LA COLABORACIÓN ENTRE LA POLICÍA Y EL NARCO

Esa es la conclusión a la que llega el estudio En el desamparo: Los Zetas, el Estado, la sociedad y las víctimas de San Fernando, Tamaulipas (2010), y Allende, Coahuila (2011), una investigación realizada por el Colegio de México, coordinada por el académico Sergio Aguayo.

De acuerdo con los principales resultados de la investigación, en 2010 y 2011, el cártel de los Zetas tenían a su servicio a los 36 policías durante los acontecimientos de la masacre de San Fernando y a los 20 en la desaparición y probable asesinato de aproximadamente 300 pobladores de Allende. Sin embargo, los agentes se involucraron de diferente manera con los criminales, ya que mientras "algunos se hicieron entusiastas cómplices; otros pusieron distancia sin confrontar ni combatir a los delincuentes".
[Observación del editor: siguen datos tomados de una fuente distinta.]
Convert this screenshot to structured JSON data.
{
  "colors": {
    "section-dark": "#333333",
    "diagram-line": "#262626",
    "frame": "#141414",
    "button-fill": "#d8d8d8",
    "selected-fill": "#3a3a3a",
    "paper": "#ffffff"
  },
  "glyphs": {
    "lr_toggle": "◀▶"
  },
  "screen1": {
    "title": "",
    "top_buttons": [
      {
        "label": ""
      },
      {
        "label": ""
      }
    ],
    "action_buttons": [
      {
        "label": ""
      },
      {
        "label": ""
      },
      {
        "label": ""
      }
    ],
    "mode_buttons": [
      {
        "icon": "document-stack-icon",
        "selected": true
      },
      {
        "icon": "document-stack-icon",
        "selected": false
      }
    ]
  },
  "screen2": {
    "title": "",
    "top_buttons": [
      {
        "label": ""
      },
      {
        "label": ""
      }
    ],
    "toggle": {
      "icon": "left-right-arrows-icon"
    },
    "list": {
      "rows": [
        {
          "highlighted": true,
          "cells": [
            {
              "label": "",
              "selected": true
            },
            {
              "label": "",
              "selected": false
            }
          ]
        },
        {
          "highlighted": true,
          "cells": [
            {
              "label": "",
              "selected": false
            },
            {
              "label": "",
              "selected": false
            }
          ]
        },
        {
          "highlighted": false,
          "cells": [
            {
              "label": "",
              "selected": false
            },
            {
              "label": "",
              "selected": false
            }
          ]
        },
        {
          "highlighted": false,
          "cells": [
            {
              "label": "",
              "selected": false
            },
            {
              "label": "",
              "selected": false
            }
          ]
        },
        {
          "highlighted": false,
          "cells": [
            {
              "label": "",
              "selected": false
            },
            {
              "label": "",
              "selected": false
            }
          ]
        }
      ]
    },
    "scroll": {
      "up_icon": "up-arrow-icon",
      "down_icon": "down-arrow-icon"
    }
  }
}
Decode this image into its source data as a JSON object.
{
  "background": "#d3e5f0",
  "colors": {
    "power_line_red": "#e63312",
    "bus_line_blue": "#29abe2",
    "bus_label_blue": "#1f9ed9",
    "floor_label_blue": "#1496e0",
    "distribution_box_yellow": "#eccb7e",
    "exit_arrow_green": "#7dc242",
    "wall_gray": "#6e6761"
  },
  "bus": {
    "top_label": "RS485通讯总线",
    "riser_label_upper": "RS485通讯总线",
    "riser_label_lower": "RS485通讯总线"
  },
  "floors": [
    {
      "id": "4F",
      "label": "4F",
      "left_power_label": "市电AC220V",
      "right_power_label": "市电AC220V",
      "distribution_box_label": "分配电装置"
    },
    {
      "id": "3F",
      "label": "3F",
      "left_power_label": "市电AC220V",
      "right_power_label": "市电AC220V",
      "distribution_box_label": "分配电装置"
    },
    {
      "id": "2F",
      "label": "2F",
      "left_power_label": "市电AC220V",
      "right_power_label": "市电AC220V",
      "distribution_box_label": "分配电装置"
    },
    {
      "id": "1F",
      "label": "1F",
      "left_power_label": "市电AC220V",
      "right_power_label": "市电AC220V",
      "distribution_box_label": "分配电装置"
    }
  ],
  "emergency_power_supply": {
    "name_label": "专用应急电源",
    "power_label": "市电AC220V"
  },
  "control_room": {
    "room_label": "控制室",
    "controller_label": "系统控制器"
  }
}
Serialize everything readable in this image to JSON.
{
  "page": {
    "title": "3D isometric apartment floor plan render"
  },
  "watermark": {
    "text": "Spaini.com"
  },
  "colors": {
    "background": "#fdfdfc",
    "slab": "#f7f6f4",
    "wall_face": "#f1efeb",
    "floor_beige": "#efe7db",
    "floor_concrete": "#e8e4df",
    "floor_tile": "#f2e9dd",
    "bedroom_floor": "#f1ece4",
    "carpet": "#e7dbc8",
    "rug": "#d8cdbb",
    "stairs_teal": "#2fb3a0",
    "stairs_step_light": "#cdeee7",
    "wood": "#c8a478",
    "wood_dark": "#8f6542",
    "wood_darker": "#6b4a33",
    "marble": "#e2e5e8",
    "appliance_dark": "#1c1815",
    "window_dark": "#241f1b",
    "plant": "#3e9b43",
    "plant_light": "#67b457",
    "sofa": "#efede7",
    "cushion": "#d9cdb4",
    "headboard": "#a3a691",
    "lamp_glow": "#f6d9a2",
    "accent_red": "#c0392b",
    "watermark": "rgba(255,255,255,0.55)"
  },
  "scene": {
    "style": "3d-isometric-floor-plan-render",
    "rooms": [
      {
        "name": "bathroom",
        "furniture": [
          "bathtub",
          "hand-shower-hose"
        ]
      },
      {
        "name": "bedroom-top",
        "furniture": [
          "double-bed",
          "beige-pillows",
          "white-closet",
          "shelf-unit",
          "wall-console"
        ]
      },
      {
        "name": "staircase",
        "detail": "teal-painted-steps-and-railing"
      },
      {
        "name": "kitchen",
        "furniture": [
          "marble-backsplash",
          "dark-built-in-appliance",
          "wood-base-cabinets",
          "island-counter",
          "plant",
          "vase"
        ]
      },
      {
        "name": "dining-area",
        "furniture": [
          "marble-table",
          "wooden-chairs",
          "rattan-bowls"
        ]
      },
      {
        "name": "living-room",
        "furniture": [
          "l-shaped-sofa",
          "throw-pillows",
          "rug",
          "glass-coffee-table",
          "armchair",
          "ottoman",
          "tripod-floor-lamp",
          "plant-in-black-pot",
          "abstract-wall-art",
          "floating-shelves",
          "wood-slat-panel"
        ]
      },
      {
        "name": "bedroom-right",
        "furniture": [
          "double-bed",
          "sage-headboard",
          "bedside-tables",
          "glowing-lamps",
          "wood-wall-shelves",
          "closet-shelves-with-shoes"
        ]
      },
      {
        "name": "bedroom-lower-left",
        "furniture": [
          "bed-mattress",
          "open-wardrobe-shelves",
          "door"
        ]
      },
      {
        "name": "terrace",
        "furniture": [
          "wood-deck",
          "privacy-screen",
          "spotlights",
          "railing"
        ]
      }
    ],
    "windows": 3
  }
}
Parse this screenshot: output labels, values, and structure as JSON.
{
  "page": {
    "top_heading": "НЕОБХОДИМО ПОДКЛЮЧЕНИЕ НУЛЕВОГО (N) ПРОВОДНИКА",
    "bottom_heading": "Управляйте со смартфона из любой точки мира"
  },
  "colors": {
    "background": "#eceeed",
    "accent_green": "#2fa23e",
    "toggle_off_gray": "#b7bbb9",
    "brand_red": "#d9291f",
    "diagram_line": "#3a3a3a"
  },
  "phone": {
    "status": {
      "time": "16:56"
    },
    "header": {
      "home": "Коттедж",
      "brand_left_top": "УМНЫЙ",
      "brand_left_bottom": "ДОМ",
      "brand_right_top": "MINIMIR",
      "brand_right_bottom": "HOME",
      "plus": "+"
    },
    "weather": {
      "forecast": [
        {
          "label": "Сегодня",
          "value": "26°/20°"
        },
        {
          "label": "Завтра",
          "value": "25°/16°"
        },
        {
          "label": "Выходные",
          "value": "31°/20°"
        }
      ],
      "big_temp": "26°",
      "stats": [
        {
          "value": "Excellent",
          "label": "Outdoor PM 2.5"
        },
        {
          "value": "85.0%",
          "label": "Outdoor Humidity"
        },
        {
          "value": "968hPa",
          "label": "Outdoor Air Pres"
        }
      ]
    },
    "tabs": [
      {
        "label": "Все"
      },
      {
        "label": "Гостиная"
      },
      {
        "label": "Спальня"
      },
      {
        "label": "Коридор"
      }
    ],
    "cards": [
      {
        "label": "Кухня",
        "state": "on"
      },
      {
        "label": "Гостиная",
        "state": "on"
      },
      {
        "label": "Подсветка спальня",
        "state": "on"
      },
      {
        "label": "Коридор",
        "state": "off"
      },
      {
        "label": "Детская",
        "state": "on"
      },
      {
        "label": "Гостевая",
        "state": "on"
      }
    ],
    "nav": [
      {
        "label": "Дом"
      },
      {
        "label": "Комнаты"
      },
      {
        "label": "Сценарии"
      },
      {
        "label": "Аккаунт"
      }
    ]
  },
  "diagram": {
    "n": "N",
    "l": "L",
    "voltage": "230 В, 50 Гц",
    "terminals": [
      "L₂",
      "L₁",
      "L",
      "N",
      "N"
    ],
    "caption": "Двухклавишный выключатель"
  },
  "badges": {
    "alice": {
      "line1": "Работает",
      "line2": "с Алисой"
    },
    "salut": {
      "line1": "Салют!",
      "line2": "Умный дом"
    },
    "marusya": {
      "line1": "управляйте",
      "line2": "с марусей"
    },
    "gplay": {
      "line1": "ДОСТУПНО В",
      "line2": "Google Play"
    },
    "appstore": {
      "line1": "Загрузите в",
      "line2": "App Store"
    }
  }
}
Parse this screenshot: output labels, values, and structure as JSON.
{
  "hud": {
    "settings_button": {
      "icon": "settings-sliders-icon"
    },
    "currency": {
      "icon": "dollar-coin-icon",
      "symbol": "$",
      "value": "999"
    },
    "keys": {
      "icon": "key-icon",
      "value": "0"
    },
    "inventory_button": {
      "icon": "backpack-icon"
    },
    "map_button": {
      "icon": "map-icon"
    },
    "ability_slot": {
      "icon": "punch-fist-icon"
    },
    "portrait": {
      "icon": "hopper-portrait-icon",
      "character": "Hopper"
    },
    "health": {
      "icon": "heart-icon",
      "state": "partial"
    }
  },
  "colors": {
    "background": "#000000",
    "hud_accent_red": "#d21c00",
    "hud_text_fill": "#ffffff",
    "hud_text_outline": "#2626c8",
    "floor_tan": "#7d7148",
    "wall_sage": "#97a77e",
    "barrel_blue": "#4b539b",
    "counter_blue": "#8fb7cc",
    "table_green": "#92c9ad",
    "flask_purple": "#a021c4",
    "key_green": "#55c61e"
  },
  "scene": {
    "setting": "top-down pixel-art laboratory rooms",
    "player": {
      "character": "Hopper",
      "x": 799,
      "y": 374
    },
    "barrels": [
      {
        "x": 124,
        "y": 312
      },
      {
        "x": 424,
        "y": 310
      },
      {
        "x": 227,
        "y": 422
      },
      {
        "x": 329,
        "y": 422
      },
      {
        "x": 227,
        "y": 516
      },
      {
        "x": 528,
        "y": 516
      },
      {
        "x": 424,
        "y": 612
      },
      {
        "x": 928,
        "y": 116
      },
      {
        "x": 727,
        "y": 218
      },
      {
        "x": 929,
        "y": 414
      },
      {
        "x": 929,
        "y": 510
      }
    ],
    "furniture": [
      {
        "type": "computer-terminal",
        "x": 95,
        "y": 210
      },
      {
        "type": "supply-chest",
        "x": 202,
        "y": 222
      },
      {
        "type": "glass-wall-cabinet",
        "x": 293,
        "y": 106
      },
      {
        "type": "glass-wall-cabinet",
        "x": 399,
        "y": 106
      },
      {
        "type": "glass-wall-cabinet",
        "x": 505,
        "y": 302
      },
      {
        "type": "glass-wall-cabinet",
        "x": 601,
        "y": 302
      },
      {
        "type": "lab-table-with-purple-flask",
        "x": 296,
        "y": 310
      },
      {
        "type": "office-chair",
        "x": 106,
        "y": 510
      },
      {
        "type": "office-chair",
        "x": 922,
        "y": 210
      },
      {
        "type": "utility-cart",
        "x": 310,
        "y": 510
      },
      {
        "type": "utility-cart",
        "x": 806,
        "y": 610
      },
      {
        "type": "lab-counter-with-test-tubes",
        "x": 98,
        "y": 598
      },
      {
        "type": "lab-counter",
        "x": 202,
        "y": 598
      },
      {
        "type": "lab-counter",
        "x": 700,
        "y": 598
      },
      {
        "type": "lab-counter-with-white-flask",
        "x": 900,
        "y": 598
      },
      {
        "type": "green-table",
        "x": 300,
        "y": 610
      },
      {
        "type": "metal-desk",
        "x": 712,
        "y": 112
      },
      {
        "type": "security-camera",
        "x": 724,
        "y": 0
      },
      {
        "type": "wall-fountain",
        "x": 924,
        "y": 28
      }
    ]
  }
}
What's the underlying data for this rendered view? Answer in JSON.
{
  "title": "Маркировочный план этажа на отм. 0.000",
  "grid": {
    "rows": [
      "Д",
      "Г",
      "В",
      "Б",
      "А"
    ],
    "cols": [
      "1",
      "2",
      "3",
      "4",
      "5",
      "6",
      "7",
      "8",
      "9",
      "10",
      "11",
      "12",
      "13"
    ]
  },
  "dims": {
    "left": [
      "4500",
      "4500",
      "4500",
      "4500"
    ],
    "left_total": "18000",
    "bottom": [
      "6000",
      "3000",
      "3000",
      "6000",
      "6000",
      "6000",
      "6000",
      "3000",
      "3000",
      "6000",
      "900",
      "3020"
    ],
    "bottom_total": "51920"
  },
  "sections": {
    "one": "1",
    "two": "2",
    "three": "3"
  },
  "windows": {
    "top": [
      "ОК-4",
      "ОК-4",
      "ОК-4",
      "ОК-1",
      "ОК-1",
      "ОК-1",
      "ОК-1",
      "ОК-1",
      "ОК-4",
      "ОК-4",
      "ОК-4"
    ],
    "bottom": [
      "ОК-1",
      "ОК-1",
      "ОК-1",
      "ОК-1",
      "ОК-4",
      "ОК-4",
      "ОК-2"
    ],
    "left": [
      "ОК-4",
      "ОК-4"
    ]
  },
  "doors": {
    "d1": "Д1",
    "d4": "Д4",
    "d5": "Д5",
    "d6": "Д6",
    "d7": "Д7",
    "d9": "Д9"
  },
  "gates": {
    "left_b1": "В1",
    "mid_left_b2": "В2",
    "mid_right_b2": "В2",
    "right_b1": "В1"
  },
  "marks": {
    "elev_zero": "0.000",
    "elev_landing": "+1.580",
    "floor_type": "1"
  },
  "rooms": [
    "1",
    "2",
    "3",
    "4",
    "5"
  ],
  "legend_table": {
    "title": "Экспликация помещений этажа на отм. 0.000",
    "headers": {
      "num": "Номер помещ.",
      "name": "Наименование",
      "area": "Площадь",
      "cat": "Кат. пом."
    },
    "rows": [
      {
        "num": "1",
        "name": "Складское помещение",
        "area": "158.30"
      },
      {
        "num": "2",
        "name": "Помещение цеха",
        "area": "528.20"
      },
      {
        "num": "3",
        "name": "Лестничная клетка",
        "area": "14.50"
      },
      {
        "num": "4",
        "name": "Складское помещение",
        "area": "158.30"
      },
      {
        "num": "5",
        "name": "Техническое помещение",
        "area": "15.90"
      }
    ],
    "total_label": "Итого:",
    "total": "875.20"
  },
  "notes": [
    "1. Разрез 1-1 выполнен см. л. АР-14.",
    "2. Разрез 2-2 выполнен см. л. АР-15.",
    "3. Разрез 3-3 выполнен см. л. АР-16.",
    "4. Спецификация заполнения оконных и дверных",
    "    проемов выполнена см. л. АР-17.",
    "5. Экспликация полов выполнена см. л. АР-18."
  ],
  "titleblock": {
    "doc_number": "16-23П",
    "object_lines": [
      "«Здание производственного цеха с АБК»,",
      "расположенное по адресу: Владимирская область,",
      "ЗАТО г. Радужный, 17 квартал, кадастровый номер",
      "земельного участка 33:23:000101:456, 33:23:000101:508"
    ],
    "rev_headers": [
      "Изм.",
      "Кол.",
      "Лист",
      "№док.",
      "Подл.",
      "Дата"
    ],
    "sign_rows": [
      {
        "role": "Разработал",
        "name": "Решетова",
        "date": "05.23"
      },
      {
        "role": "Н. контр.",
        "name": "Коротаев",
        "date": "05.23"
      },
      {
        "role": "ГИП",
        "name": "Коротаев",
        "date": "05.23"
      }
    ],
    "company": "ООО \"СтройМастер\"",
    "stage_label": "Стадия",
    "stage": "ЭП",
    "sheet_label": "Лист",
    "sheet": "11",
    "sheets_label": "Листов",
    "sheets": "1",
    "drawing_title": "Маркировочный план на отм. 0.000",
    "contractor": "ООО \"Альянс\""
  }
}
El estudio documenta a detalle lo que se sabe hasta el momento de ambos casos, destacando las omisiones de la autoridad en sus diversos niveles de gobierno, siendo los gobiernos estatales el eslabón más débil del Estado mexicano.

"Los gobiernos municipales eran inexistentes y los funcionarios violaron múltiples leyes mexicanas e internacionales. Por ejemplo, incumplieron con la obligación de denunciar inmediatamente los casos de desaparición forzada", advierte el documento.

Una situación similar a las omisiones de los gobiernos estatales de Tamaulipas y Coahuila, tal como plantea la investigación al cuestionar la relación entre el gobernador tamaulipeco Egidio Torre Cantu y los Zetas.

"¿A qué se debe el comportamiento del gobierno tamaulipeco? ¿Era incompetencia o existían complicidades con el crimen organizado? De ser el caso, ¿cuál era el nivel y la profundidad de los lazos entre el gobierno de Torre Cantú y los Zetas o el Cártel del Golfo? Lo ignoramos en parte porque la CNDH no fijó responsabilidades ni profundizó sobre la actuación de los gobiernos del municipio y el estado", cuestiona el informe, el cual también critica el papel que ha jugado el gobierno de Estados Unidos a la hora de frenar los avances de las investigaciones en México.

"La opacidad de Estados Unidos obstaculiza el acercamiento a la verdad. Ellos preservan información importante para entender lo que pasa en México. El actual gobernador de Coahuila, Rubén Moreira, comentó que actores principales de la matanza se encuentran en Estados Unidos y que la Procuraduría de Coahuila no ha tenido éxito en la extradición ni en obtener información de estas personas", añade el documento.

La investigación también explica la manera en que una parte de los recursos obtenidos por los Zetas en Allende la dedicaban a la compra de la complicidad policiaca, sorprendiendo "lo económico que les resultaba tener a su servicio a una corporación policiaca", debido en buena medida a los bajos salarios percibidos por los policías municipales de aquella región, que rondaban entre los 5 mil y 6 mil 300 pesos mensuales.

De este modo, el estudio llega a cuatro reflexiones determinantes para comprender casos como los de San Fernando y Allende: 1) el poderío de los Zetas; 2) las omisiones del Estado; 3) la intervención de los Estados Unidos; 4) el factor económico.

Y mientras los casos de violaciones graves de derechos humanos siguen acumulándose en expedientes judiciales sin respuesta, grupos de la sociedad civil siguen haciendo de manera independiente el trabajo que no ha hecho el Estado mexicano: investigar y dar con el paradero de los desaparecidos en México.